It sure is a hell of a lot easier to just be first.” That’s one of many memorable lines from Margin Call, a 2011 movie about Wall Street. And it’s a good summary of wholesale banking’s stance on AI and its subset machine learning. Corporate and investment banks (CIB) first adopted AI and machine learning decades ago, well before other industries caught on. Trading teams have used machine learning models to derive and predict trading patterns, and they’ve used natural-language processing (NLP) to read tens of thousands of pages of unstructured data in securities filings and corporate actions to figure out where a company might be headed.
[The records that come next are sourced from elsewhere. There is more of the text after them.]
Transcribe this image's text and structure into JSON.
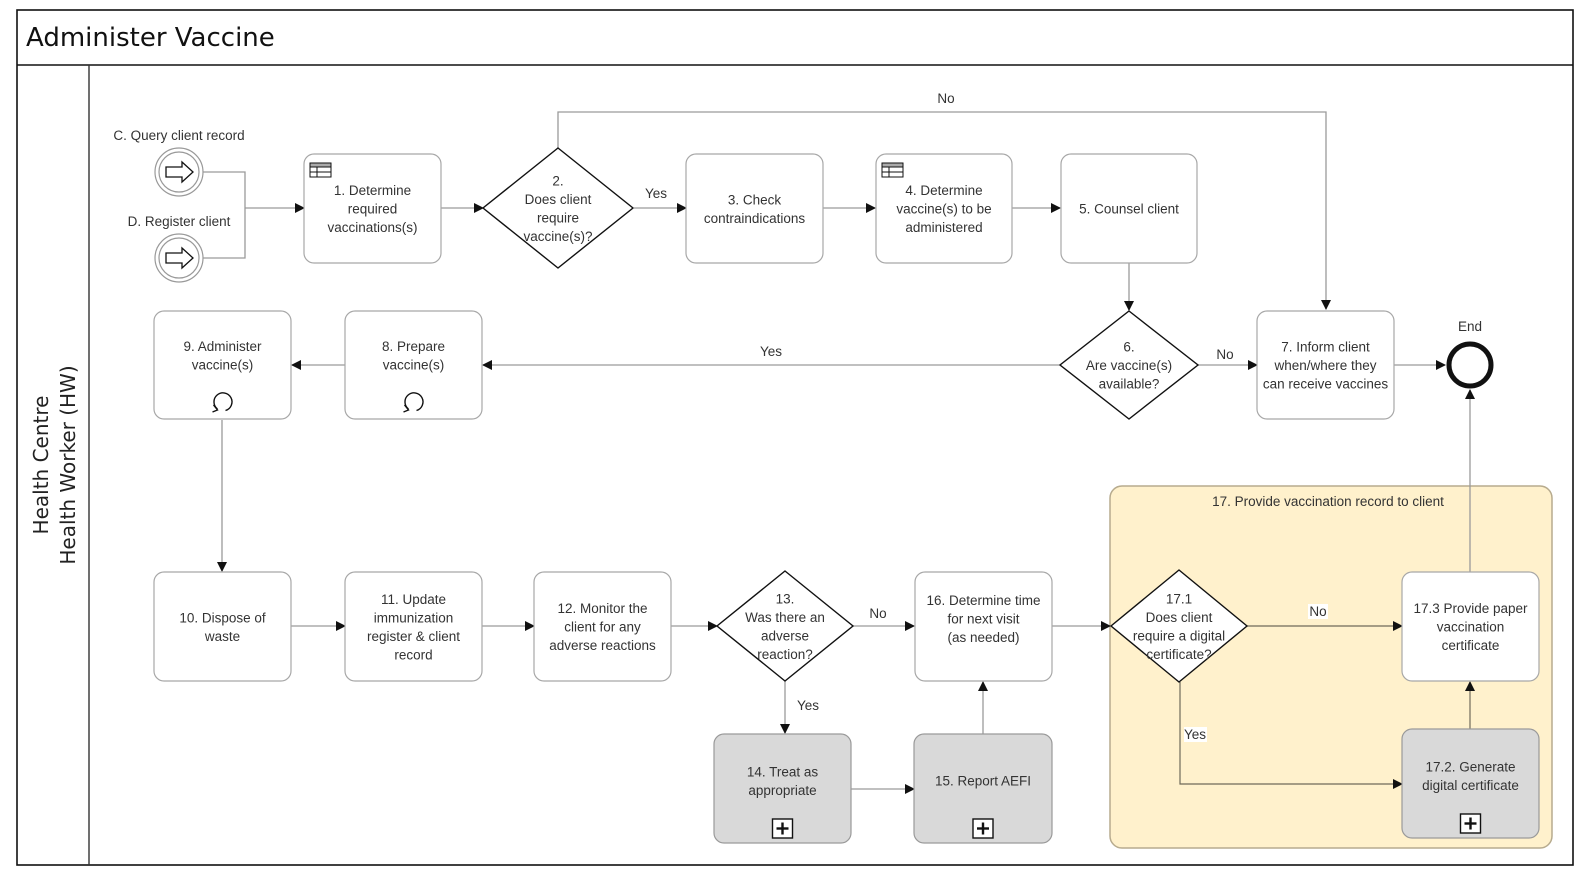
{
  "diagram": {
    "title": "Administer Vaccine",
    "lane": {
      "line1": "Health Centre",
      "line2": "Health Worker (HW)"
    },
    "colors": {
      "subprocess_fill": "#fff1cc",
      "collapsed_task_fill": "#d9d9d9",
      "task_fill": "#ffffff"
    },
    "start_events": [
      {
        "id": "C",
        "label": "C. Query client record",
        "icon": "link-arrow-icon"
      },
      {
        "id": "D",
        "label": "D. Register client",
        "icon": "link-arrow-icon"
      }
    ],
    "end_event": {
      "label": "End"
    },
    "tasks": {
      "t1": {
        "lines": [
          "1. Determine",
          "required",
          "vaccinations(s)"
        ],
        "marker": "business-rule-icon"
      },
      "t3": {
        "lines": [
          "3. Check",
          "contraindications"
        ]
      },
      "t4": {
        "lines": [
          "4. Determine",
          "vaccine(s) to be",
          "administered"
        ],
        "marker": "business-rule-icon"
      },
      "t5": {
        "lines": [
          "5. Counsel client"
        ]
      },
      "t7": {
        "lines": [
          "7. Inform client",
          "when/where they",
          "can receive vaccines"
        ]
      },
      "t8": {
        "lines": [
          "8. Prepare",
          "vaccine(s)"
        ],
        "marker": "loop-icon"
      },
      "t9": {
        "lines": [
          "9. Administer",
          "vaccine(s)"
        ],
        "marker": "loop-icon"
      },
      "t10": {
        "lines": [
          "10. Dispose of",
          "waste"
        ]
      },
      "t11": {
        "lines": [
          "11. Update",
          "immunization",
          "register & client",
          "record"
        ]
      },
      "t12": {
        "lines": [
          "12. Monitor the",
          "client for any",
          "adverse reactions"
        ]
      },
      "t14": {
        "lines": [
          "14. Treat as",
          "appropriate"
        ],
        "marker": "expand-plus-icon"
      },
      "t15": {
        "lines": [
          "15. Report AEFI"
        ],
        "marker": "expand-plus-icon"
      },
      "t16": {
        "lines": [
          "16. Determine time",
          "for next visit",
          "(as needed)"
        ]
      },
      "t172": {
        "lines": [
          "17.2. Generate",
          "digital certificate"
        ],
        "marker": "expand-plus-icon"
      },
      "t173": {
        "lines": [
          "17.3 Provide paper",
          "vaccination",
          "certificate"
        ]
      }
    },
    "gateways": {
      "g2": {
        "lines": [
          "2.",
          "Does client",
          "require",
          "vaccine(s)?"
        ]
      },
      "g6": {
        "lines": [
          "6.",
          "Are vaccine(s)",
          "available?"
        ]
      },
      "g13": {
        "lines": [
          "13.",
          "Was there an",
          "adverse",
          "reaction?"
        ]
      },
      "g171": {
        "lines": [
          "17.1",
          "Does client",
          "require a digital",
          "certificate?"
        ]
      }
    },
    "subprocess": {
      "label": "17. Provide vaccination record to client"
    },
    "edge_labels": {
      "g2_yes": "Yes",
      "g2_no": "No",
      "g6_yes": "Yes",
      "g6_no": "No",
      "g13_yes": "Yes",
      "g13_no": "No",
      "g171_no": "No",
      "g171_yes": "Yes"
    }
  }
}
Today, some CIB institutions are using AI at scale and reaping enormous benefits. But much of the industry lags behind the leading CIB institutions; many banks are using bespoke, artisan-like approaches that are inherently less productive. Another problem: bankers often see areas across the front, middle, and back offices as too complex to use machine learning. A few leading banks have made AI-related progress on some of these areas, including relationship manager (RM) support and advisory, compliance and risk decisions, and client service on complex bespoke products (think foreign-exchange hedges on forward commodities agreements).
Now comes generative AI: you may have heard of it (ahem). The McKinsey Global Institute (MGI) estimates that across all of banking, wholesale, and retail, gen AI could add between $200 billion and $340 billion in value—for example, through greater productivity. The technology has huge potential for the full CIB business system. As the name suggests, the new tools are incredibly adept at coming up with content that can serve as a first draft in many areas. But they’re also adroit at understanding previously published content; gen AI adds a new element of natural-language understanding (NLU) that can take NLP-based applications to an entirely different level.
Consider a couple of examples. CIB banks can strengthen their compliance work by using gen AI to sort through regulators’ reports, read them intelligently in the way that a junior compliance officer would, find the most relevant report, and then write a synopsis for a senior officer to act on. They can improve their competitiveness in client servicing by using the technology to write documents that are currently produced by hand. And they can tap tools such as Broadridge’s BondGPT to offer investors and traders answers to bond-related questions, insights on real-time liquidity, and more.